Well, buruk sangka pda takdir Allah itu tidak akan merubah keadaan. Itu malah membuat kita makin terpuruk. Lebih baik ber khusnudzon padaNya. Percaya bahwa apa yang ditetapkanNya adalah yang terbaik untuk kita. Karena Allah itu sesuai sangkaan hamba-Nya, so lebih baik bersangka ia Maha Baik pada kita dibanding sebaliknya. Sungguh, Allah itu tidak pernah menzalimi hamba-hambaNya.
Seperti QS. Al-Baqarah:216. Bisa jadi kita membenci sesuatu, meskipun itu baik untuk kita, dan bisa jadi kita mencintai sesuatu meskipun itu buruk untuk kita. Allah Maha Mengetahui sedangkan kamu tidak.
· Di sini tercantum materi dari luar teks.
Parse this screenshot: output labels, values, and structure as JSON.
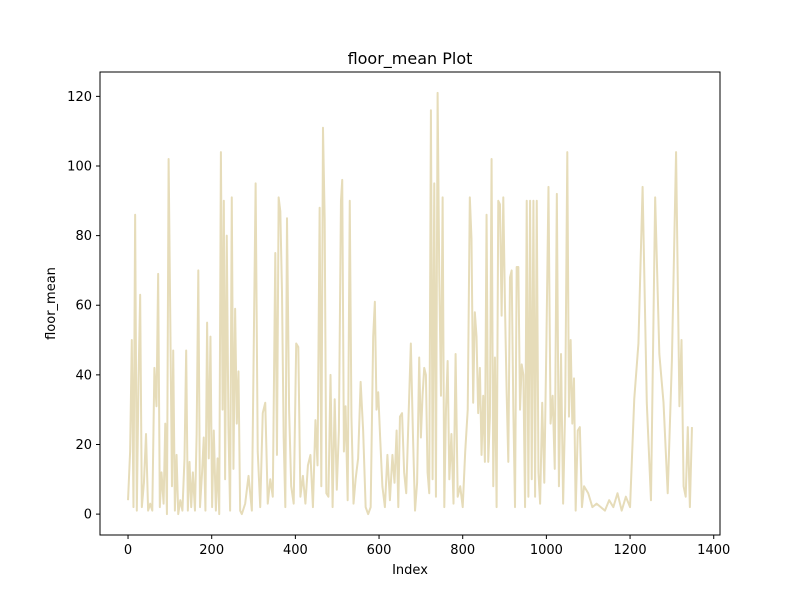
{
  "chart_data": {
    "type": "line",
    "title": "floor_mean Plot",
    "xlabel": "Index",
    "ylabel": "floor_mean",
    "xlim": [
      -67,
      1415
    ],
    "ylim": [
      -6,
      127
    ],
    "xticks": [
      0,
      200,
      400,
      600,
      800,
      1000,
      1200,
      1400
    ],
    "yticks": [
      0,
      20,
      40,
      60,
      80,
      100,
      120
    ],
    "grid": false,
    "legend": "none",
    "series": [
      {
        "color": "#e6dcb9",
        "points": [
          [
            0,
            4
          ],
          [
            5,
            18
          ],
          [
            9,
            50
          ],
          [
            13,
            2
          ],
          [
            17,
            86
          ],
          [
            21,
            1
          ],
          [
            25,
            38
          ],
          [
            29,
            63
          ],
          [
            33,
            2
          ],
          [
            38,
            9
          ],
          [
            43,
            23
          ],
          [
            48,
            1
          ],
          [
            53,
            3
          ],
          [
            58,
            1
          ],
          [
            63,
            42
          ],
          [
            68,
            31
          ],
          [
            72,
            69
          ],
          [
            76,
            2
          ],
          [
            80,
            12
          ],
          [
            85,
            3
          ],
          [
            89,
            26
          ],
          [
            93,
            0
          ],
          [
            97,
            102
          ],
          [
            101,
            56
          ],
          [
            105,
            8
          ],
          [
            108,
            47
          ],
          [
            112,
            1
          ],
          [
            116,
            17
          ],
          [
            120,
            0
          ],
          [
            125,
            4
          ],
          [
            130,
            1
          ],
          [
            135,
            16
          ],
          [
            139,
            47
          ],
          [
            143,
            1
          ],
          [
            147,
            15
          ],
          [
            151,
            2
          ],
          [
            155,
            12
          ],
          [
            160,
            1
          ],
          [
            164,
            23
          ],
          [
            168,
            70
          ],
          [
            172,
            2
          ],
          [
            177,
            12
          ],
          [
            181,
            22
          ],
          [
            185,
            1
          ],
          [
            189,
            55
          ],
          [
            193,
            16
          ],
          [
            197,
            51
          ],
          [
            201,
            2
          ],
          [
            205,
            24
          ],
          [
            210,
            1
          ],
          [
            214,
            16
          ],
          [
            218,
            0
          ],
          [
            222,
            104
          ],
          [
            226,
            30
          ],
          [
            229,
            90
          ],
          [
            232,
            10
          ],
          [
            236,
            80
          ],
          [
            240,
            25
          ],
          [
            244,
            1
          ],
          [
            248,
            91
          ],
          [
            252,
            13
          ],
          [
            256,
            59
          ],
          [
            260,
            26
          ],
          [
            264,
            41
          ],
          [
            268,
            1
          ],
          [
            272,
            0
          ],
          [
            280,
            3
          ],
          [
            288,
            11
          ],
          [
            296,
            1
          ],
          [
            305,
            95
          ],
          [
            310,
            18
          ],
          [
            316,
            2
          ],
          [
            322,
            29
          ],
          [
            328,
            32
          ],
          [
            334,
            3
          ],
          [
            340,
            10
          ],
          [
            346,
            5
          ],
          [
            352,
            75
          ],
          [
            356,
            17
          ],
          [
            360,
            91
          ],
          [
            364,
            87
          ],
          [
            368,
            64
          ],
          [
            372,
            22
          ],
          [
            376,
            2
          ],
          [
            380,
            85
          ],
          [
            385,
            30
          ],
          [
            390,
            8
          ],
          [
            396,
            3
          ],
          [
            402,
            49
          ],
          [
            407,
            48
          ],
          [
            412,
            5
          ],
          [
            418,
            11
          ],
          [
            424,
            3
          ],
          [
            430,
            14
          ],
          [
            436,
            17
          ],
          [
            442,
            2
          ],
          [
            448,
            27
          ],
          [
            453,
            14
          ],
          [
            458,
            88
          ],
          [
            462,
            8
          ],
          [
            466,
            111
          ],
          [
            470,
            85
          ],
          [
            474,
            6
          ],
          [
            479,
            5
          ],
          [
            484,
            40
          ],
          [
            489,
            2
          ],
          [
            494,
            33
          ],
          [
            499,
            7
          ],
          [
            504,
            24
          ],
          [
            509,
            90
          ],
          [
            512,
            96
          ],
          [
            516,
            18
          ],
          [
            520,
            31
          ],
          [
            525,
            4
          ],
          [
            530,
            90
          ],
          [
            534,
            28
          ],
          [
            539,
            3
          ],
          [
            544,
            10
          ],
          [
            550,
            16
          ],
          [
            556,
            38
          ],
          [
            562,
            24
          ],
          [
            568,
            2
          ],
          [
            574,
            0
          ],
          [
            580,
            2
          ],
          [
            586,
            51
          ],
          [
            590,
            61
          ],
          [
            594,
            30
          ],
          [
            598,
            35
          ],
          [
            603,
            21
          ],
          [
            608,
            8
          ],
          [
            614,
            2
          ],
          [
            620,
            17
          ],
          [
            626,
            4
          ],
          [
            632,
            17
          ],
          [
            637,
            9
          ],
          [
            642,
            24
          ],
          [
            646,
            2
          ],
          [
            650,
            28
          ],
          [
            655,
            29
          ],
          [
            660,
            12
          ],
          [
            665,
            6
          ],
          [
            670,
            26
          ],
          [
            676,
            49
          ],
          [
            681,
            23
          ],
          [
            686,
            1
          ],
          [
            691,
            9
          ],
          [
            696,
            45
          ],
          [
            700,
            22
          ],
          [
            704,
            34
          ],
          [
            708,
            42
          ],
          [
            712,
            40
          ],
          [
            716,
            12
          ],
          [
            720,
            6
          ],
          [
            724,
            116
          ],
          [
            728,
            10
          ],
          [
            732,
            95
          ],
          [
            736,
            5
          ],
          [
            740,
            121
          ],
          [
            744,
            68
          ],
          [
            748,
            34
          ],
          [
            752,
            91
          ],
          [
            756,
            2
          ],
          [
            760,
            30
          ],
          [
            764,
            44
          ],
          [
            768,
            10
          ],
          [
            773,
            23
          ],
          [
            778,
            3
          ],
          [
            783,
            46
          ],
          [
            788,
            5
          ],
          [
            794,
            8
          ],
          [
            800,
            2
          ],
          [
            806,
            18
          ],
          [
            812,
            30
          ],
          [
            817,
            91
          ],
          [
            821,
            79
          ],
          [
            825,
            32
          ],
          [
            829,
            58
          ],
          [
            833,
            51
          ],
          [
            837,
            29
          ],
          [
            841,
            42
          ],
          [
            845,
            17
          ],
          [
            849,
            34
          ],
          [
            853,
            15
          ],
          [
            857,
            86
          ],
          [
            861,
            15
          ],
          [
            865,
            28
          ],
          [
            869,
            102
          ],
          [
            873,
            8
          ],
          [
            877,
            45
          ],
          [
            881,
            2
          ],
          [
            885,
            90
          ],
          [
            889,
            89
          ],
          [
            893,
            57
          ],
          [
            897,
            91
          ],
          [
            901,
            60
          ],
          [
            905,
            35
          ],
          [
            909,
            15
          ],
          [
            913,
            68
          ],
          [
            917,
            70
          ],
          [
            921,
            30
          ],
          [
            925,
            2
          ],
          [
            929,
            71
          ],
          [
            933,
            71
          ],
          [
            937,
            30
          ],
          [
            941,
            43
          ],
          [
            945,
            40
          ],
          [
            949,
            2
          ],
          [
            953,
            90
          ],
          [
            957,
            5
          ],
          [
            961,
            90
          ],
          [
            965,
            10
          ],
          [
            969,
            90
          ],
          [
            973,
            5
          ],
          [
            977,
            90
          ],
          [
            981,
            12
          ],
          [
            985,
            3
          ],
          [
            990,
            32
          ],
          [
            995,
            9
          ],
          [
            1000,
            49
          ],
          [
            1005,
            94
          ],
          [
            1010,
            26
          ],
          [
            1015,
            34
          ],
          [
            1020,
            13
          ],
          [
            1025,
            92
          ],
          [
            1030,
            8
          ],
          [
            1035,
            46
          ],
          [
            1040,
            3
          ],
          [
            1045,
            31
          ],
          [
            1050,
            104
          ],
          [
            1054,
            28
          ],
          [
            1058,
            50
          ],
          [
            1062,
            26
          ],
          [
            1066,
            39
          ],
          [
            1070,
            1
          ],
          [
            1075,
            24
          ],
          [
            1080,
            25
          ],
          [
            1085,
            2
          ],
          [
            1090,
            8
          ],
          [
            1100,
            6
          ],
          [
            1110,
            2
          ],
          [
            1120,
            3
          ],
          [
            1130,
            2
          ],
          [
            1140,
            1
          ],
          [
            1150,
            4
          ],
          [
            1160,
            2
          ],
          [
            1170,
            6
          ],
          [
            1180,
            1
          ],
          [
            1190,
            5
          ],
          [
            1200,
            2
          ],
          [
            1210,
            33
          ],
          [
            1220,
            49
          ],
          [
            1230,
            94
          ],
          [
            1240,
            32
          ],
          [
            1250,
            4
          ],
          [
            1260,
            91
          ],
          [
            1270,
            46
          ],
          [
            1280,
            32
          ],
          [
            1290,
            6
          ],
          [
            1300,
            44
          ],
          [
            1310,
            104
          ],
          [
            1318,
            31
          ],
          [
            1323,
            50
          ],
          [
            1328,
            8
          ],
          [
            1333,
            5
          ],
          [
            1338,
            25
          ],
          [
            1343,
            2
          ],
          [
            1348,
            25
          ]
        ]
      }
    ]
  }
}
Believe me, it is true. Bersangka baiklah, maka hanya hal baik yang akan terjadi pada hidup Anda.
Well, time to sleep. Sudah lewat tengah malam waktu Auckland. semoga tulisan konyol ini bisa memberikan sedikit pemahaman koboy saya tentang ayat demi ayat yang saya rasakan dala hdup saya. Saya memang bukan seorang penghafal quran, atau belajar agama hingga ke Mekkah sana. Saya hanya seorang yang sederhana yang melihat ayat quran, mengimaninya, lalu melihat itu dalam berbagai episode hdiup yang saya rasakan.
Auckland, 17 Mei 2016
-NK-
Menginspirasi tulisannya,terima kasih.